I didn’t expect it to but The Farewell really had me in tears. As a frequent visitor to the movie theater, I always look for the deeper meaning in all of the films I see, no matter how corny or cheesy they are. The first time I heard of The Farewell was through word of mouth, and friends even told me it was better than Crazy Rich Asians. The Lulu Wang-directed film got 100 percent on Rotten Tomatoes and I heard the entire plot is essentially based on a lie, so it was already up my alley.
This film resonated with me for a number of reasons, but the newfound representation was the most powerful part. Seeing a movie filled with people like me affected me in ways I truly wasn’t prepared for. Being 100 percent Chinese and growing up in a traditional Asian household is something I haven’t fully embraced, partly due to my rough upbringing. I was a devil child who drank, smoke, shoplifted, and broke every rule possible to send my parents over the edge. Meanwhile, my brother is the holy one — obedient, timid, kept to himself.
In the opening scene of the film, you’re brought into the household of a traditional Asian family: mom cooking in the kitchen and dad relaxing after a long day of work. The parents’ thick Chinese accents did not go unnoticed, and, to me, it was almost over-the-top. Billi, played by Awkwafina, is a white-washed young adult who is jokingly reprimanded by her family for her struggles with Chinese culture. In the beginning of the film, we find out her grandma (Nai Nai) has been diagnosed with lung cancer and given just three more months left to live. My heart.
This leads to the family scheduling a wedding in Asia for their cousin — an excuse to all reunite one last time before she passes — we’re talking cousins, aunts, uncles, everybody. Seeing Billi’s grandma pop up on the big screen gave me an immediate flashback to my own relationship with my grandma (on mama’s side), and I started tearing up just thinking about it.
Being a rebel child while growing up, I hated anything that had to do with my last name, Ju — including my family heritage. It wasn’t until I grew older and attended countless hours of therapy that I realized this was something I had to work through in order to improve my mental health. I had to accept and love my family, knowing they’re all I have.
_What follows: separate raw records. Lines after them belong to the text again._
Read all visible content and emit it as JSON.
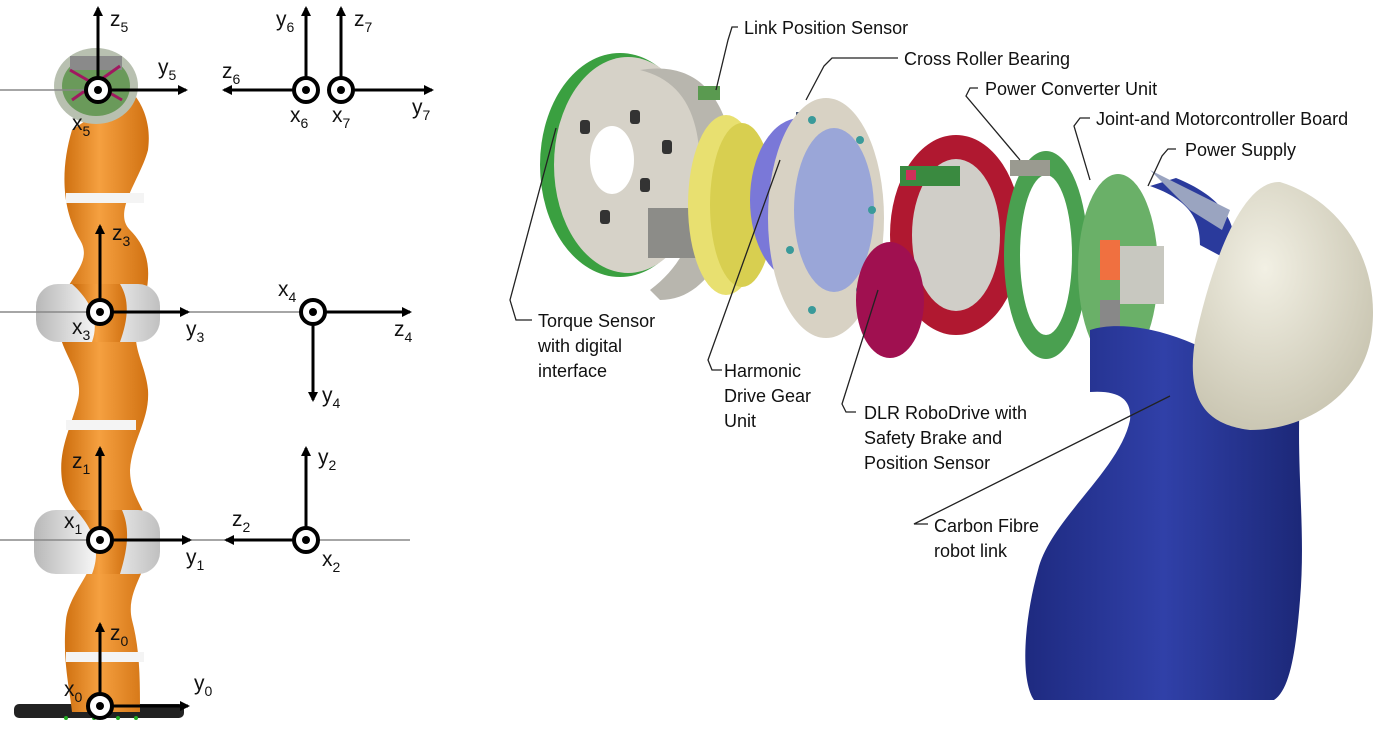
{
  "kinematic_frames": {
    "frame5": {
      "z": "z",
      "z_sub": "5",
      "y": "y",
      "y_sub": "5",
      "x": "x",
      "x_sub": "5"
    },
    "frame6": {
      "y": "y",
      "y_sub": "6",
      "z": "z",
      "z_sub": "6",
      "x": "x",
      "x_sub": "6"
    },
    "frame7": {
      "z": "z",
      "z_sub": "7",
      "y": "y",
      "y_sub": "7",
      "x": "x",
      "x_sub": "7"
    },
    "frame3": {
      "z": "z",
      "z_sub": "3",
      "y": "y",
      "y_sub": "3",
      "x": "x",
      "x_sub": "3"
    },
    "frame4": {
      "x": "x",
      "x_sub": "4",
      "z": "z",
      "z_sub": "4",
      "y": "y",
      "y_sub": "4"
    },
    "frame1": {
      "z": "z",
      "z_sub": "1",
      "y": "y",
      "y_sub": "1",
      "x": "x",
      "x_sub": "1"
    },
    "frame2": {
      "y": "y",
      "y_sub": "2",
      "z": "z",
      "z_sub": "2",
      "x": "x",
      "x_sub": "2"
    },
    "frame0": {
      "z": "z",
      "z_sub": "0",
      "y": "y",
      "y_sub": "0",
      "x": "x",
      "x_sub": "0"
    }
  },
  "callouts": {
    "link_position_sensor": "Link Position Sensor",
    "cross_roller_bearing": "Cross Roller Bearing",
    "power_converter_unit": "Power Converter Unit",
    "joint_motorcontroller_board": "Joint-and Motorcontroller Board",
    "power_supply": "Power Supply",
    "torque_sensor": [
      "Torque Sensor",
      "with digital",
      "interface"
    ],
    "harmonic_drive": [
      "Harmonic",
      "Drive Gear",
      "Unit"
    ],
    "robodrive": [
      "DLR RoboDrive with",
      "Safety Brake and",
      "Position Sensor"
    ],
    "carbon_fibre": [
      "Carbon Fibre",
      "robot link"
    ]
  },
  "colors": {
    "robot_orange": "#f08a1a",
    "link_blue": "#2a3a9c",
    "motor_red": "#b01830",
    "board_green": "#4aa050",
    "bearing_blue": "#7a78d8",
    "harmonic_yellow": "#e8e070",
    "housing_gray": "#c8c6c0"
  }
}
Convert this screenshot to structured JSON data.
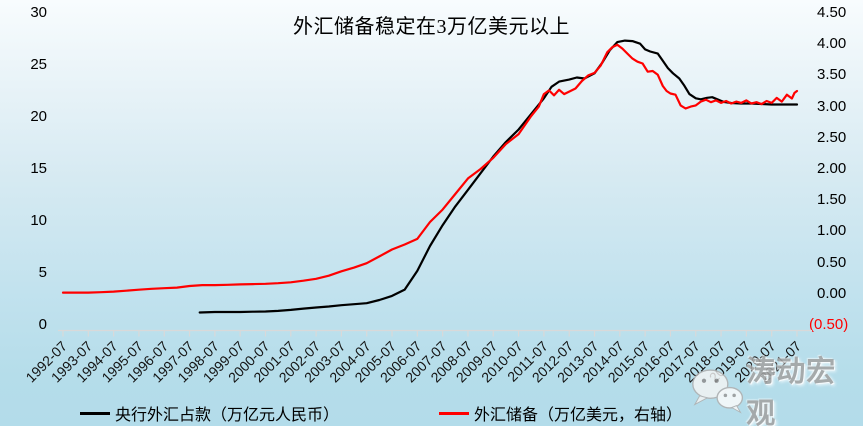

Regardless of where you’re from, who you are, or what ethnicity you are, a family should always be valued above all else. Rappers spit all the time, “family over everything,” but I could never relate, and attempted to replace family with surface-level friendships. Now, I’ve learned, nothing is thicker than blood.
My grandma was a nurse and always showered my brother and me with love and care. What did I do in return? A long list of fucked up things I’m not proud of. One time, my parents were out of town in Hawaii and I decided to throw a party at the house. I made sure my grandma stayed in the master bedroom. The cops were called that evening and I remember her coming out with tears streaming down her face. I felt sick to my stomach (and still do).
Apparently, it’s part of Chinese culture to protect family members by not telling them they have only a certain amount of time left to live. Awkwafina and her parents proceed to go to China to spend time with Nai Nai, using her cousin’s wedding as an excuse to all get together one last time.
Beyond the personally triggering family themes throughout the movie, the concept of death is what freaked me out the most. Life is so short, and I struggle everyday living with the regret of my past. If I could turn back time and do everything all over again, I would. My grandma’s whole existence at the time was to make sure I was healthy and raised correctly. I was just too blind to see or understand it at the time.
The Farewell does an incredible job of highlighting Billi’s grandmother’s spirit and energy, someone who exudes love, positivity, and fuel for living. Writer and director Lulu Wang displays a knack for intertwining heartfelt emotions and humor, allowing you to laugh and smile throughout the hour and 38-minute runtime. The Farewell is based on a true story, which enhances the experience for me by ten notches.
My hope is to touch anyone else who’s struggled with their cultural identity and family relationships. Every single day, I aim to repair the relationship I have with my parents while reminding myself that it’s never too late. I just wish my grandma were here today so I could watch this film with her.